Re: RARA-AVIS: Sensitive detectives


a.n.smith (ansmith@netdoor.com)
Wed, 1 Dec 1999 06:49:35 -0600


> Hardboiled is an attitude, not a style or a genre. There are genres
within it,
> or types, like the hardboiled private eye story. But it really depends on
what
> you'll let past the doorkeeper.

It's a combination. Most hardboiled writing has been associated with the crime genre, but I'm in complete agreement with you that we find it in literary writing as well. I'm not interested in locking it in place--which is why I thought that asking what is "truly hardboiled" shows someone who must think there is a strict formula.

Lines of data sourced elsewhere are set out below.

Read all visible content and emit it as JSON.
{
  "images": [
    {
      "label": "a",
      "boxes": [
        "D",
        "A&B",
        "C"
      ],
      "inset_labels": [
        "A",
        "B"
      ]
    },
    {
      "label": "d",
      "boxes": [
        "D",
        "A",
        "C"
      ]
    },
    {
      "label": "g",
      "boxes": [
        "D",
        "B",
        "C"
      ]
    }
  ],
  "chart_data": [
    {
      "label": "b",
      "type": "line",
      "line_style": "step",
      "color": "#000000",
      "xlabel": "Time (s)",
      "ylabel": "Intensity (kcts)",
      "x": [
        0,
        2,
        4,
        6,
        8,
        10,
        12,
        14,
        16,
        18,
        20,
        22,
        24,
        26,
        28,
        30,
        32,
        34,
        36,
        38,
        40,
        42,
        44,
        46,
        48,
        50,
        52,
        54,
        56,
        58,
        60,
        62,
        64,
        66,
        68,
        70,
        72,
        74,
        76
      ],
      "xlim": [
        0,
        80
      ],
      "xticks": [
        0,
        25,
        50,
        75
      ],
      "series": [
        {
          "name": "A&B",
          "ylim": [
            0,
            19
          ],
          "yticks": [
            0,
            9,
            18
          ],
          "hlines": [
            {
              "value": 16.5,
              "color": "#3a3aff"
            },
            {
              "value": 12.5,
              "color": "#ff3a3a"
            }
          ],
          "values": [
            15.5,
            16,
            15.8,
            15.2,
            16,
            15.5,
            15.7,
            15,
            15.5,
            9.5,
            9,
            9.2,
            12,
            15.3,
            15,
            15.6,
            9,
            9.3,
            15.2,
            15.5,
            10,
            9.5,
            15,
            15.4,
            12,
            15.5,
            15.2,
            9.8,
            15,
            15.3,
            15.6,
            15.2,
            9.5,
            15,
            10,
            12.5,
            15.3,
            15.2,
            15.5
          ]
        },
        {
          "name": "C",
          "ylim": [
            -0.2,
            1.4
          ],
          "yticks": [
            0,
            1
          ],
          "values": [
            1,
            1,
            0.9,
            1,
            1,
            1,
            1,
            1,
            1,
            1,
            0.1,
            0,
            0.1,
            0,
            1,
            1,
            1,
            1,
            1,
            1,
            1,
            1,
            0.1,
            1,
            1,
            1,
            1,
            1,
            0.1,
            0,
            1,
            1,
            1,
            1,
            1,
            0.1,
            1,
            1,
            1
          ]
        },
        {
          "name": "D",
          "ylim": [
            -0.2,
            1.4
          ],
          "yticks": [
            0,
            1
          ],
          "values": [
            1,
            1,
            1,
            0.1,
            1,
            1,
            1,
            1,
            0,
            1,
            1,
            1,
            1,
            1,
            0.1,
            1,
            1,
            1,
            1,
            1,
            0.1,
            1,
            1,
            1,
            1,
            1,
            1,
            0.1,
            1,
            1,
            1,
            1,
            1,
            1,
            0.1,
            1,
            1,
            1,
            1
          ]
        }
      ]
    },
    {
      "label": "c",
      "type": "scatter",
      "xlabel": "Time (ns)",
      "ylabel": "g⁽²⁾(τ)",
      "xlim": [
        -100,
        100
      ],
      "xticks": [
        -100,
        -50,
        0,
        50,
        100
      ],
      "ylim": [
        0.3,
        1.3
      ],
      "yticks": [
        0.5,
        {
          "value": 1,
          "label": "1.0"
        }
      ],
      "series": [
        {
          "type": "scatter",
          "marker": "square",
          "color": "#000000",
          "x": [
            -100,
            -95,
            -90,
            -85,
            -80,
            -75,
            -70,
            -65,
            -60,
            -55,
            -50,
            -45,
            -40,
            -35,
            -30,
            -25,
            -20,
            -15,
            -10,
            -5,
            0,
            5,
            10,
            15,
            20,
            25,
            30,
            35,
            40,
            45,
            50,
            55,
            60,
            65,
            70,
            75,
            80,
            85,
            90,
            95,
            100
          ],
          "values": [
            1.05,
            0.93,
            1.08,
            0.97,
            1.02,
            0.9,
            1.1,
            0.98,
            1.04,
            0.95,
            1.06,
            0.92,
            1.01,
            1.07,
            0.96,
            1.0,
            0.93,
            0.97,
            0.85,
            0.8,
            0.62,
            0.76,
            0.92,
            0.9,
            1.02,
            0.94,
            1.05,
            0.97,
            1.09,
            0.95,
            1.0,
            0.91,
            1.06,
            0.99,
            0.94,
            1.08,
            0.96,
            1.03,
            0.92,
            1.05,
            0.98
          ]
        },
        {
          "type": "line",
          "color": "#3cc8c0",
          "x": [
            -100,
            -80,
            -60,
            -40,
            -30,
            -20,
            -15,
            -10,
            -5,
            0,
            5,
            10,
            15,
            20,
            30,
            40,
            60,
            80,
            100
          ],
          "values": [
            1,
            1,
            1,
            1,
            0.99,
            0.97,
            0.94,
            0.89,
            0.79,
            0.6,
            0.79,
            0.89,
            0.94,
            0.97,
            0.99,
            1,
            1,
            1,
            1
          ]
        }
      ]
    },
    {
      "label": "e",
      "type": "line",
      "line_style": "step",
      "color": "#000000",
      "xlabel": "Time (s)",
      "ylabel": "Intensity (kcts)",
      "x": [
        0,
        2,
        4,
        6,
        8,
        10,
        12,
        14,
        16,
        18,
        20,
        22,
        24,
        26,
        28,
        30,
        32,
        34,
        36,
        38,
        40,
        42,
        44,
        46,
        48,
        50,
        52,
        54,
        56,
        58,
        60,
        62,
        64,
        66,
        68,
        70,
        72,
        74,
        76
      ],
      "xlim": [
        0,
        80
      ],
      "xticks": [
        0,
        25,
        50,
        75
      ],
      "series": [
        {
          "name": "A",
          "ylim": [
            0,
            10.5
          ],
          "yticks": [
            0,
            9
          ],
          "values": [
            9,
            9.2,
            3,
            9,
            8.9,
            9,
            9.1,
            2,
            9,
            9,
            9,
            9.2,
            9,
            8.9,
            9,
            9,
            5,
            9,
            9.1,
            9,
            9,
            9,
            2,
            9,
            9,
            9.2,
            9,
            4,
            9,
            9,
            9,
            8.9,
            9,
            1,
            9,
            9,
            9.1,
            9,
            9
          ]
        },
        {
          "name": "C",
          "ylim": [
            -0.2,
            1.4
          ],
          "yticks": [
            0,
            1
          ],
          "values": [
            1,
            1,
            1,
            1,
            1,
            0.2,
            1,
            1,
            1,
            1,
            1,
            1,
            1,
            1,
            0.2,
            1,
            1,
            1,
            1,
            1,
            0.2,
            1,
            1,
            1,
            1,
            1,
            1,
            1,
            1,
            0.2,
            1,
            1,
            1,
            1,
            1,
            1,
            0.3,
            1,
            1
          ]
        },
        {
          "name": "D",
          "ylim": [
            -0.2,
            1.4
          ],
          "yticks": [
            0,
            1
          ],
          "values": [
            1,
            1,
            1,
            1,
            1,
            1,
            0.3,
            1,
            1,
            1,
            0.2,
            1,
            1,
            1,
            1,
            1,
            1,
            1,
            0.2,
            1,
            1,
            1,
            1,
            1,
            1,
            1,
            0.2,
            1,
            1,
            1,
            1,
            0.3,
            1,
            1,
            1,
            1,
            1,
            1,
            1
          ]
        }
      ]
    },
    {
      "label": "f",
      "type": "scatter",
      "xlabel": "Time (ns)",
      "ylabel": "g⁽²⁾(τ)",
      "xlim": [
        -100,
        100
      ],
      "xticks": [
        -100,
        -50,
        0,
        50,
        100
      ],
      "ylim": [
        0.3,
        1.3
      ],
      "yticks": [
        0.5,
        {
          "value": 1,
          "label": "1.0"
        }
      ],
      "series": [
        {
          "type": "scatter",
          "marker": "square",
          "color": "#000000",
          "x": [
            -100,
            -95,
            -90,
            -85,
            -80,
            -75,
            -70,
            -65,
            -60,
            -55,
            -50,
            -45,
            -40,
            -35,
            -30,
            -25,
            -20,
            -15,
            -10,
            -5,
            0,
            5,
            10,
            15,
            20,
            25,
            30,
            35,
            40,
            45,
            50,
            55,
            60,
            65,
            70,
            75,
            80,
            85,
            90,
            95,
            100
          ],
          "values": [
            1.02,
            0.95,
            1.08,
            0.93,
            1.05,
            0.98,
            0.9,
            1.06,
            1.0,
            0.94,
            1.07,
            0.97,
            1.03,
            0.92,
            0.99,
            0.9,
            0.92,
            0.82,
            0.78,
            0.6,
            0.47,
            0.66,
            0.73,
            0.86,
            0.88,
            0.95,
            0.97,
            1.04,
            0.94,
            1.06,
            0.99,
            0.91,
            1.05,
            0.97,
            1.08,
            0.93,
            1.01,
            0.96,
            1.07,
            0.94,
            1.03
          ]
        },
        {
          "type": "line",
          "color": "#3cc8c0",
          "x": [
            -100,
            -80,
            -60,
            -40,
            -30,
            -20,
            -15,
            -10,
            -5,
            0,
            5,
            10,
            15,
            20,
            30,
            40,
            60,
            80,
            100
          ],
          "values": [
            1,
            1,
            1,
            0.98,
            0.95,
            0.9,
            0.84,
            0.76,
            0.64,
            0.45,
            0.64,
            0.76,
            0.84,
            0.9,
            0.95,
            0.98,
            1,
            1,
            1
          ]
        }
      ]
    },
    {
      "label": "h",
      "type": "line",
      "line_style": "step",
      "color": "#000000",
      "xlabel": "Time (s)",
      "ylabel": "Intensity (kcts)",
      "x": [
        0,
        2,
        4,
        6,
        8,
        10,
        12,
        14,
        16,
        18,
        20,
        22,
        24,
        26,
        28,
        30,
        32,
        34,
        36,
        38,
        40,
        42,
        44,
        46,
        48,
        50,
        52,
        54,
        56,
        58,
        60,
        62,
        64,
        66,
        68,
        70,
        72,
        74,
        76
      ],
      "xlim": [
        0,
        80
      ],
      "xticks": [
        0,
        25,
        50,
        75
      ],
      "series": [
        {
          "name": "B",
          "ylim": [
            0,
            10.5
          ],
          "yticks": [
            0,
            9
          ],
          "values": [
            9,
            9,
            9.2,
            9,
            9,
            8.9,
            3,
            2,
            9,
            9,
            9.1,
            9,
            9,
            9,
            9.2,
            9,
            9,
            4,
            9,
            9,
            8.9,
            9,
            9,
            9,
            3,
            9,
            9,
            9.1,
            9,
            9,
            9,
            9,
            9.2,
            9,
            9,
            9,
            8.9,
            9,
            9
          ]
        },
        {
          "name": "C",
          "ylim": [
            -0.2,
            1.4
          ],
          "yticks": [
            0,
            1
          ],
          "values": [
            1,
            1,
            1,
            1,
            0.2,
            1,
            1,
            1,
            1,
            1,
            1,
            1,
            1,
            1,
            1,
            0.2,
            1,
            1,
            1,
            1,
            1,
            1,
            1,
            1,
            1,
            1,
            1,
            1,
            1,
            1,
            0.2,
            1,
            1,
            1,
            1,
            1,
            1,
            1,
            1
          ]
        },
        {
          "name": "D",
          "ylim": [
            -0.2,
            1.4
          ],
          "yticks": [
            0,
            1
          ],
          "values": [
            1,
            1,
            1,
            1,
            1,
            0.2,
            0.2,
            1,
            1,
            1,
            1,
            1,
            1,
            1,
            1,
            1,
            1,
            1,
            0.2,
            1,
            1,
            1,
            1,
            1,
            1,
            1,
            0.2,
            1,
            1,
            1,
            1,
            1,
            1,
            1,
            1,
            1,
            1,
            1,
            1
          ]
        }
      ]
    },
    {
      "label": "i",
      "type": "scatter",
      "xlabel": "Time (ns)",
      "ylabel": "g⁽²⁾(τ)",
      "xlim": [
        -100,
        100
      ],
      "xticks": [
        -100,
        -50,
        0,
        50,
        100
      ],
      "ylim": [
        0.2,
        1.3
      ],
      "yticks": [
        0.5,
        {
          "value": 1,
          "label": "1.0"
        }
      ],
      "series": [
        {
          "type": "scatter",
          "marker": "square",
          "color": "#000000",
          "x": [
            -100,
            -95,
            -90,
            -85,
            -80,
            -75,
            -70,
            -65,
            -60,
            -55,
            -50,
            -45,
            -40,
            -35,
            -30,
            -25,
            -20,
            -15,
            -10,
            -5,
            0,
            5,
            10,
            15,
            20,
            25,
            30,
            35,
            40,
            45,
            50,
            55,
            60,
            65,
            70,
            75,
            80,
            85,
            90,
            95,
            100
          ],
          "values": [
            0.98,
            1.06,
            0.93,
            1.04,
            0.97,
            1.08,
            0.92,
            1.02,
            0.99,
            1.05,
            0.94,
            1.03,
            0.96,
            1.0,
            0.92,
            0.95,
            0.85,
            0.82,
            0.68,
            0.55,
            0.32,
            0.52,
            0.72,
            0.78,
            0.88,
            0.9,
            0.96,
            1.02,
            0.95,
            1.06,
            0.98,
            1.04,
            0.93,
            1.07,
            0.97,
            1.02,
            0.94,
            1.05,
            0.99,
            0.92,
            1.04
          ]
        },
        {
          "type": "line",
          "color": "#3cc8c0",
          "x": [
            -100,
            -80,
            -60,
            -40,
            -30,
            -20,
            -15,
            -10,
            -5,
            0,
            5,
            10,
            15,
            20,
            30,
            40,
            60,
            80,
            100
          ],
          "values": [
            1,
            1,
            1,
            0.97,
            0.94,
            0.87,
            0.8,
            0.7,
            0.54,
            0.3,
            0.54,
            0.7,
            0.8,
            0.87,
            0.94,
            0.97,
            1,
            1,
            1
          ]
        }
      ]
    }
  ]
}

I'm working on an article comparing Jean Rhys to Hammett. She wasn't a crime writer, but her attitude and worldview seems hardboiled to me. The early novels, where the lead is always a single woman involved with married men, dangerous men, one-night-stands, and lots of alcohol. She had a nice writing style, much more stark than the modernist Europeans at the time, certainly sharing quite a lot with Hammett and Chandler and Cain's prose.

So I can agree that it is an attitude, but not one that demands a particular characterization or set of standards. And I do think style has a lot to do with it, since that's the prose and the language working there. Regardless of all the great literary writers who fall into the hardboiled category, my favorites are still the ones who write about crime.